Tejupares
Aprigio Fonseca e Frederico Fonseca
1998
Tejupares: o terceiro desenho
Em 1979, fazendo parte da exposição "Que Viva Canudos", intitulamos Tejupares a reunião de pinturas baseadas nas fachadas coloridas existentes em muitas cidades nordestinas. Dos registros fotográficos que fizemos na época, o que nos interessou foi considerar a fachada como elemento autônomo, isolando-a da paisagem. Estudamos variações das estruturas compositivas, construindo novos desenhos e combinações cromáticas, evitando o realismo descritivo e ocupando os limites retangulares da tela. A pintura propriamente dita era de fatura fina e plana à base de óleo.
Agora, resolvemos trabalhar o "terceiro desenho", confrontando nossa visão atual com as matrizes: a experiência com o "primeiro desenho", fonte inicial de estudo, hoje enriquecida pela abrangente documentação fotográfica publicada por Anna Mariani, e as nossas pinturas de 1979, consideradas como o "segundo desenho".

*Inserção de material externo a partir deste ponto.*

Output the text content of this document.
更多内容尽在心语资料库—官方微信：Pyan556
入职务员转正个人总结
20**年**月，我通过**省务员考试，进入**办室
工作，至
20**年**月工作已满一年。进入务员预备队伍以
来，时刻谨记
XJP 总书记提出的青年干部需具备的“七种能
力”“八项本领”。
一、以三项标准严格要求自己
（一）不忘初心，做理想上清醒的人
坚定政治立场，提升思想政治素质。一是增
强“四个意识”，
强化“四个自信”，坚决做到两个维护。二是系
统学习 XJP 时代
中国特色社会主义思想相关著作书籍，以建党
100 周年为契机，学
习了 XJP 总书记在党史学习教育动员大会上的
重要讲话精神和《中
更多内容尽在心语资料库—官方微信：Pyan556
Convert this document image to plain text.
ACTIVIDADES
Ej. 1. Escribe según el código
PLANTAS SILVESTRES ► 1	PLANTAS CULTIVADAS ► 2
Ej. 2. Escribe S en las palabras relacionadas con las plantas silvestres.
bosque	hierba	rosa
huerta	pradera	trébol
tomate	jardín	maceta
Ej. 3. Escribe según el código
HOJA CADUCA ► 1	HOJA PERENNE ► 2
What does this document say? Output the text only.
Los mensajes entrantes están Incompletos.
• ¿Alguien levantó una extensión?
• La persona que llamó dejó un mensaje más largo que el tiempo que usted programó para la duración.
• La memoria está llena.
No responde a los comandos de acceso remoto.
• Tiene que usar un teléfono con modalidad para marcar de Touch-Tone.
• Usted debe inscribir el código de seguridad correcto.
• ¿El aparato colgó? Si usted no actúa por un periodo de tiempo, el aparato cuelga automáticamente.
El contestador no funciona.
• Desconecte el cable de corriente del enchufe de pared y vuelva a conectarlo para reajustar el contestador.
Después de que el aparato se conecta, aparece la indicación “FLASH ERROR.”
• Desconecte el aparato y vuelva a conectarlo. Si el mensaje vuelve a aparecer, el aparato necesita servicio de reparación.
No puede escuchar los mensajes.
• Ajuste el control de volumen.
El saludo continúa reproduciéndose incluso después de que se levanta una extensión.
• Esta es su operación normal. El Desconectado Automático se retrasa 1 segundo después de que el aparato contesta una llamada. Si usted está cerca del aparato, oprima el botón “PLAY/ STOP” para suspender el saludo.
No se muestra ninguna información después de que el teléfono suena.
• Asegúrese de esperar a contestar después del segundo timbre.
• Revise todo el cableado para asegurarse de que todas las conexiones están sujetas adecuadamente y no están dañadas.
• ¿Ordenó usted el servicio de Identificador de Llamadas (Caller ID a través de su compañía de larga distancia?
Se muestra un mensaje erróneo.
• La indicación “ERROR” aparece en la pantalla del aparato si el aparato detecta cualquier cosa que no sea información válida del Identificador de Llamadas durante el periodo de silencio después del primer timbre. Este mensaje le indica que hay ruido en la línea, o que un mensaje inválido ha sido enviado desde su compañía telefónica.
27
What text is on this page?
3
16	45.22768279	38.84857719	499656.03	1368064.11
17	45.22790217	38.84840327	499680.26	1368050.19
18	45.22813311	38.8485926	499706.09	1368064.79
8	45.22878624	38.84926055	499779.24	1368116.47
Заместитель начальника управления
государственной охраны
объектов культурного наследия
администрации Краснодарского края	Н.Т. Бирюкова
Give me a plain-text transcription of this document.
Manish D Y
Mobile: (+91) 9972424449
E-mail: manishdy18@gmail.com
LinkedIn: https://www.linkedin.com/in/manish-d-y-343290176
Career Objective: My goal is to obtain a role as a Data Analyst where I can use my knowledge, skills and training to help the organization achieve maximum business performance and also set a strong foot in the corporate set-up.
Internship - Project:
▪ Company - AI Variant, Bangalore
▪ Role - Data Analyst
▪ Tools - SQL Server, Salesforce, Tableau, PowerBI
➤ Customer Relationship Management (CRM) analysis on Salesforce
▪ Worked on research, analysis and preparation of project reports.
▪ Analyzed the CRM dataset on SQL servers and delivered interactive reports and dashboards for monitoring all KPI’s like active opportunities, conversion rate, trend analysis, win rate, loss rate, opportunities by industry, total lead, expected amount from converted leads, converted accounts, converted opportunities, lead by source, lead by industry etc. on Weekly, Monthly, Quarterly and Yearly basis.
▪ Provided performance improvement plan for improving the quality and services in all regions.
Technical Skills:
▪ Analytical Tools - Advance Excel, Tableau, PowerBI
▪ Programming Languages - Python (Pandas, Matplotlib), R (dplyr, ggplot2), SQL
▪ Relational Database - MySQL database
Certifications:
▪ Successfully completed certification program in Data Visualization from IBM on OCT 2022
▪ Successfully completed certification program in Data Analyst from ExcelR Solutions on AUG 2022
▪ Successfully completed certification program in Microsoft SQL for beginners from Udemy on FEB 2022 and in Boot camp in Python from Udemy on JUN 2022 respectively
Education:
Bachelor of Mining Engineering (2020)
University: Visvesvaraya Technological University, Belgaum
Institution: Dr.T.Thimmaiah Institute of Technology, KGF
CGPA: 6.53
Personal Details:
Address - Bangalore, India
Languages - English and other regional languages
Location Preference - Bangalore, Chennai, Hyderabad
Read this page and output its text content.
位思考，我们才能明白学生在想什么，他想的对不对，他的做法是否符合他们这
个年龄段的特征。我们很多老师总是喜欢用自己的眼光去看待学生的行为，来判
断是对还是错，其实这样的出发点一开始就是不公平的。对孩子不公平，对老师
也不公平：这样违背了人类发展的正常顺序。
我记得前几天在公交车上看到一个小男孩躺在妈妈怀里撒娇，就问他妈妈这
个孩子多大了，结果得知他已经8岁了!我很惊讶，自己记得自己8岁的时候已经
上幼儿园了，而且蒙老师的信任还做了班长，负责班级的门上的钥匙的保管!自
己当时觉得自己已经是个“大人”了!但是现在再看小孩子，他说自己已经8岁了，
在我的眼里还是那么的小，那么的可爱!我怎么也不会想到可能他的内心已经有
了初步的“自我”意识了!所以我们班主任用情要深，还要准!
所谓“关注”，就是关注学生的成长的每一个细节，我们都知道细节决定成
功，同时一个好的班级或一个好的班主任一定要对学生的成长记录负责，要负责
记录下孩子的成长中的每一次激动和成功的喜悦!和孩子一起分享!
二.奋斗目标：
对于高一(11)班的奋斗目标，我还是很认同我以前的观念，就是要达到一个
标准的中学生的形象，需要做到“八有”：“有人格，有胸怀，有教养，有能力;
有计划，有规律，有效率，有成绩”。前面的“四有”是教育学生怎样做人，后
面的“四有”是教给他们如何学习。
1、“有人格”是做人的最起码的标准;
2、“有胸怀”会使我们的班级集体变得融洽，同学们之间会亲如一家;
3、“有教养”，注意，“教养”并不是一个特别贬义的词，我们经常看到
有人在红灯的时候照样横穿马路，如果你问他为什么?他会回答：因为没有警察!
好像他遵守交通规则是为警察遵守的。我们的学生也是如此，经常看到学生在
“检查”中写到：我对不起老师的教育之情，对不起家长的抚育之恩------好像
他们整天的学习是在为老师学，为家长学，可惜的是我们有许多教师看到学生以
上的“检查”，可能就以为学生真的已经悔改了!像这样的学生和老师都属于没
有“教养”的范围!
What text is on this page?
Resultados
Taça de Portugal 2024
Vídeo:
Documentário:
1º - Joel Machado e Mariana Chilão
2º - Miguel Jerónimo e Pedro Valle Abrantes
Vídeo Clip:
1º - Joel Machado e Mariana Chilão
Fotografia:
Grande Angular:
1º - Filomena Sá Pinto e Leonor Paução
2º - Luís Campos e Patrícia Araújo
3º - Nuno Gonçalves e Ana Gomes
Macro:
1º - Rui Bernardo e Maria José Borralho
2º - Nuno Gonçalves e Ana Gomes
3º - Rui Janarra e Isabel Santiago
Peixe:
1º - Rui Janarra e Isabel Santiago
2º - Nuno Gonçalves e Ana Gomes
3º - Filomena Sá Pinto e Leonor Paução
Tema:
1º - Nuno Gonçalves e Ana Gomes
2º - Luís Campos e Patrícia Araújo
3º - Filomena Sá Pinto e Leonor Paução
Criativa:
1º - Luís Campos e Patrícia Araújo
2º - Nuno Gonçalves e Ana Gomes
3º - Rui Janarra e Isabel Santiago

Recortando a madeira, ampliamos o valor do contorno das formas. Concentrando o olhar nos detalhes, fizemos surgir novas situações para compor relevos, frisos e cores, desfuncionalizando ainda mais a fachada. Adicionando matéria ao suporte, fechamos o foco para percebermos rebocos. Pintando com tintas ralas revelamos manchas, caiações anteriores. Associando formas geométricas com adornos florais inseridos desproporcionalmente à escala das silhuetas dos suportes, exercitamos opções de convívio entre imagens distintas nesses frontais salientes de embutidas moradas.
Aprigio Fonseca e Frederico Fonseca
Recife, janeiro de 1998
Pinturas e fachadas
A pintura misteriosamente faz renascer no mundo da imaginação as imagens da realidade, dentro da uma perspectiva poética. Isto é, olhar as coisas com a intimidade de quem vê além do que é mostrado no olhar do primeiro instante. Nessas pinturas de Aprigio e Frederico que têm como referência fachadas de casas populares do nordeste brasileiro, o que chama atenção é a organização das formas, cores e recortes, ou seja, o tratamento dado ao suporte pelas mãos do artista. Se nos recortes e nas cores das fachadas estão inscritos signos secretos de quem não perdeu a razão e o devaneio de ocupar um canto no universo, mesmo estando à parte das vantagens da sociedade moderna, nos objetos dos artistas pousam outros compromissos e outras referências históricas exclusivas do campo da arte.
Estamos diante de dois cotidianos distantes. Os trabalhos dos artistas se localizam num circuito cultural determinado tendo os desenhos das fachadas como pretextos para se edificar uma linguagem que emerge de dentro de uma determinada tendência artística reconhecida. A aproximação entre as duas imagens só pode ser conceitual. Pois são produzidas e circulam em paisagens marcadas por imaginários, signos e fantasias diferentes. Nas pinturas dos artistas, as imagens, mesmo inspiradas em outras imagens, suas leituras destacam em primeiro plano problemas específicos do cotidiano de onde são contempladas.